No outro extremo estão os países onde o aumento do consumo – associado ao aumento do PIB per capita e da população – ultrapassou os seus esforços para aumentar a eficiência. Esses 12 países que não cumpriram os seus compromissos da COP15 foram Austrália, Áustria, Canadá, Chipre, Eslovénia, Espanha, Irlanda, Japão, Noruega, Países Baixos, Portugal e Suíça.
Fugas de carbono
E há ainda um grupo intermédio, constituído pela Bélgica, Chéquia, França, Hungria, Luxemburgo, Malta e Polónia, onde se identificou uma curiosa questão de contabilidade de emissões.
“Como as metas estabelecidas pelos países na COP15 em Copenhaga se baseiam na contabilidade territorial, os países podem atingir os seus objectivos externalizando as emissões para outros países – a chamada ‘fuga de carbono’ ou ‘transferência de carbono’”, escrevem os investigadores.

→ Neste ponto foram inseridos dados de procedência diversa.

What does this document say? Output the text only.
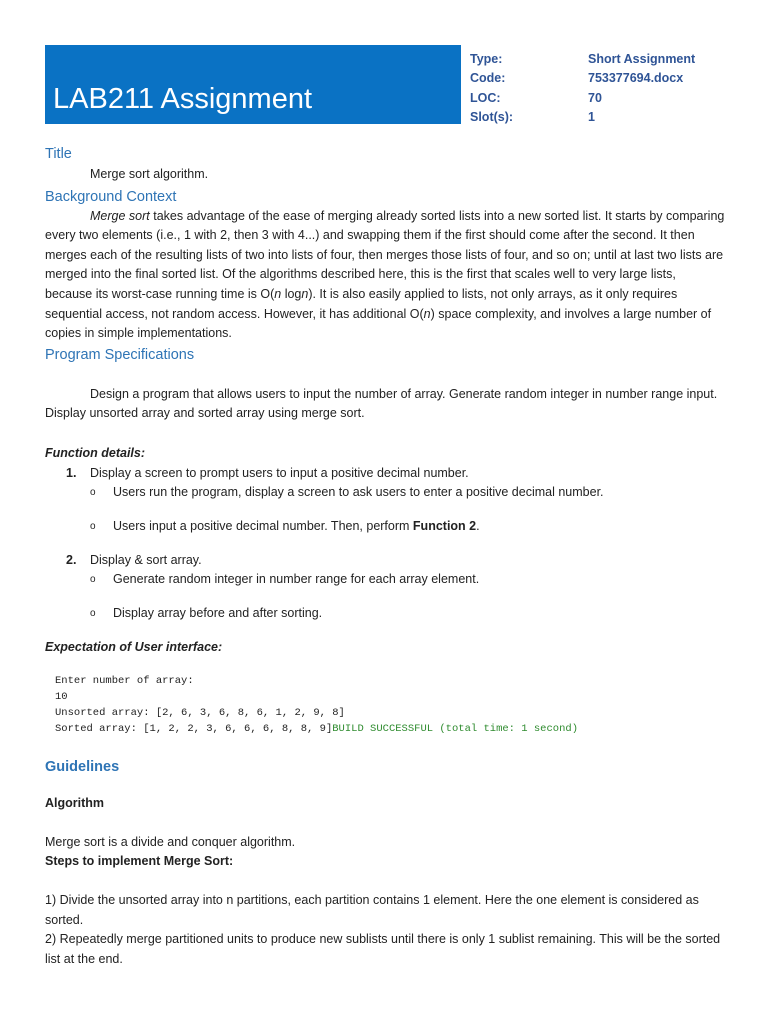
LAB211 Assignment
Type:	Short Assignment
Code:	753377694.docx
LOC:	70
Slot(s):	1
Title

Merge sort algorithm.

Background Context

Merge sort takes advantage of the ease of merging already sorted lists into a new sorted list. It starts by comparing every two elements (i.e., 1 with 2, then 3 with 4...) and swapping them if the first should come after the second. It then merges each of the resulting lists of two into lists of four, then merges those lists of four, and so on; until at last two lists are merged into the final sorted list. Of the algorithms described here, this is the first that scales well to very large lists, because its worst-case running time is O(n logn). It is also easily applied to lists, not only arrays, as it only requires sequential access, not random access. However, it has additional O(n) space complexity, and involves a large number of copies in simple implementations.

Program Specifications

Design a program that allows users to input the number of array. Generate random integer in number range input. Display unsorted array and sorted array using merge sort.

Function details:

1. Display a screen to prompt users to input a positive decimal number.
o Users run the program, display a screen to ask users to enter a positive decimal number.
o Users input a positive decimal number. Then, perform Function 2.
2. Display & sort array.
o Generate random integer in number range for each array element.
o Display array before and after sorting.

Expectation of User interface:

Enter number of array:
10
Unsorted array: [2, 6, 3, 6, 8, 6, 1, 2, 9, 8]
Sorted array: [1, 2, 2, 3, 6, 6, 6, 8, 8, 9]BUILD SUCCESSFUL (total time: 1 second)
Guidelines

Algorithm

Merge sort is a divide and conquer algorithm.

Steps to implement Merge Sort:

1) Divide the unsorted array into n partitions, each partition contains 1 element. Here the one element is considered as sorted.

2) Repeatedly merge partitioned units to produce new sublists until there is only 1 sublist remaining. This will be the sorted list at the end.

Para monitorizar estas “fugas de carbono”, os investigadores recorreram a uma metodologia para analisar as emissões baseadas no consumo, que tem em conta não só as emissões provenientes de actividades económicas dentro das fronteiras, mas também a pegada de carbono dos bens importados.
As soluções, contudo, estão em andamento. A União Europeia está a dar os primeiros passos para implementar o mecanismo de ajuste de carbono nas fronteiras (CBAM, na sigla em inglês), um imposto sobre as importações que, neste momento, está a obrigar as empresas a cobrar dos seus fornecedores internacionais informações sobre a pegada de carbono dos seus produtos. A taxa entrará em vigor apenas em 2026, depois de um período de transição que começou no ano passado.